"My good man, you may put up your money. I can give you no information about the law, simply because I am ignorant of its bearing on these cases. In the old days, when I was an inhabitant of England, I have seen many a machine such as yours plying its trade in the public roads, and the law, as I supposed, could not touch them, neither did it attempt to. But that may be altered now: there has been time enough for it; years and years have passed since I last set foot on English soil."

The razor-grinder thrust his bag into his pocket again, and began to push back to the spot whence he had come. The mob had listened with open ears, but had gained little further information. Whether he was a lawyer or whether he was not; where he had come from, and what his business was amongst them, unless it was the placing of young Rupert Trevlyn in possession of his "rights," they could not tell.

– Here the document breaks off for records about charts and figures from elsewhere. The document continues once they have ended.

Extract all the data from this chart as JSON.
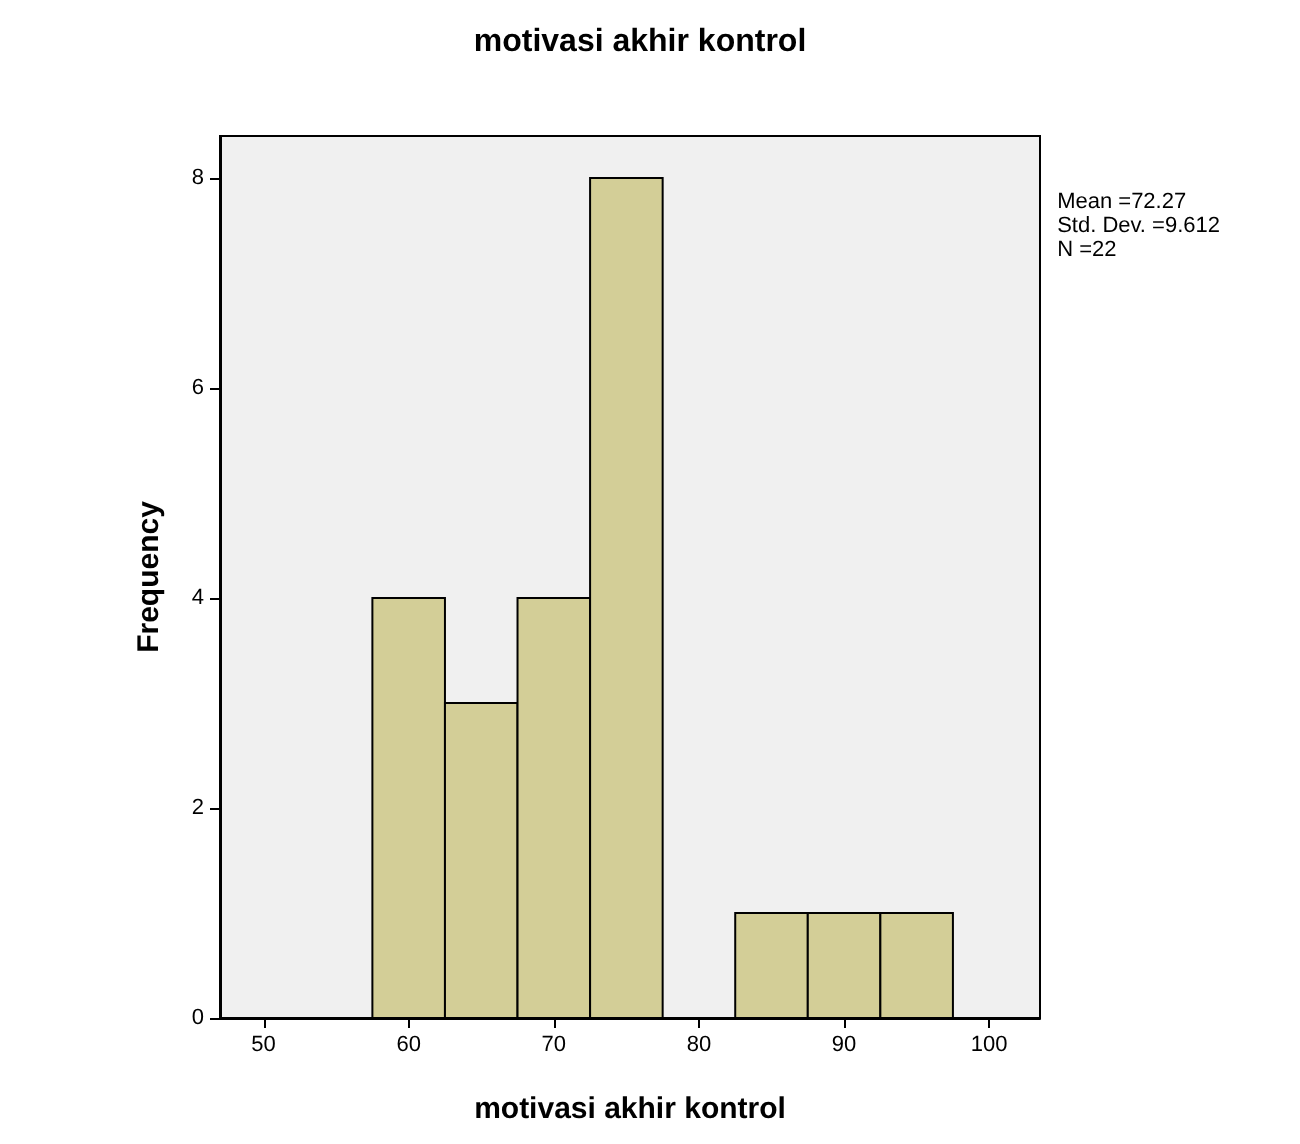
{
  "chart_data": {
    "type": "histogram",
    "title": "motivasi akhir kontrol",
    "xlabel": "motivasi akhir kontrol",
    "ylabel": "Frequency",
    "bins": [
      57.5,
      62.5,
      67.5,
      72.5,
      77.5,
      82.5,
      87.5,
      92.5,
      97.5
    ],
    "values": [
      4,
      3,
      4,
      8,
      0,
      1,
      1,
      1
    ],
    "color": "#d3ce97",
    "xlim": [
      47,
      103.5
    ],
    "xticks": [
      50,
      60,
      70,
      80,
      90,
      100
    ],
    "ylim": [
      0,
      8.4
    ],
    "yticks": [
      0,
      2,
      4,
      6,
      8
    ],
    "grid": false,
    "annotations": [
      "Mean =72.27",
      "Std. Dev. =9.612",
      "N =22"
    ]
  }
}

Nora could not tell—and the fact did not please her. If there was one thing provoked Nora Dickson more than all else, it was to have her curiosity unsatisfied. She felt that she had been thwarted now. Turning away in a temper, speaking not a syllable to the stranger by way of polite adieu, she began to retrace her steps to Trevlyn Farm, holding up the flounces of her black silk gown, that they might not come into contact with the dusty road.

But—somewhat to her surprise—she found the mysterious stranger had also extricated himself from the mob, and was following her. Nora was rather on the high ropes just then, and would not notice him. He, however, accosted her.

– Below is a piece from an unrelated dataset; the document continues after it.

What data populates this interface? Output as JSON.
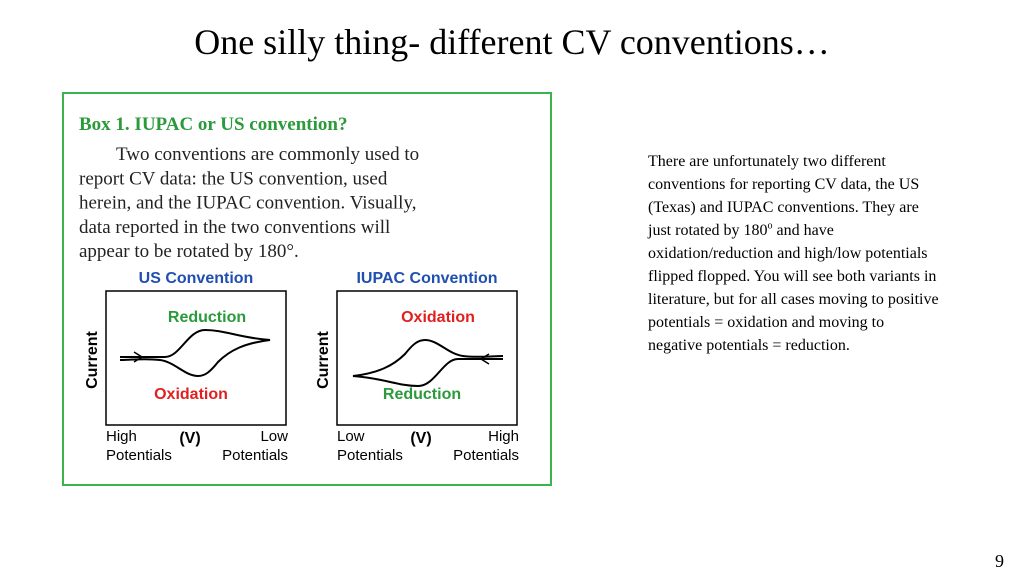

"By what I gathered from a word or two you let fall, I should assume that you are a friend of Rupert Trevlyn's, ma'am?"

"I hope I am," said Nora, mollified at the prospect of enlightenment. "Few folks about here but are friends to him, unless it's Chattaway and his lot at the Hold."

"Then perhaps you will have no objection to inform me—if you can inform me—how it was that Mr. Chattaway came into possession of the Hold, in place of young Rupert Trevlyn. I cannot understand how it could possibly have been. Until I came here to-day, I never supposed but the lad, Rupert, was Squire of Trevlyn Hold."

"Perhaps you'll first of all tell me what you want the information for?" returned Nora. "I don't know who you are, sir, remember."

"You heard me say I was a friend of his father's; I should like to be a friend to the boy. It appears to me to be a monstrous injustice that he should not have succeeded to the estate of his ancestors. Has he been legally deprived of it?"

"As legally as a properly-made will could deprive him," was the reply of Nora. "Legality and justice don't always go together in our parts: I don't know what they may do in yours."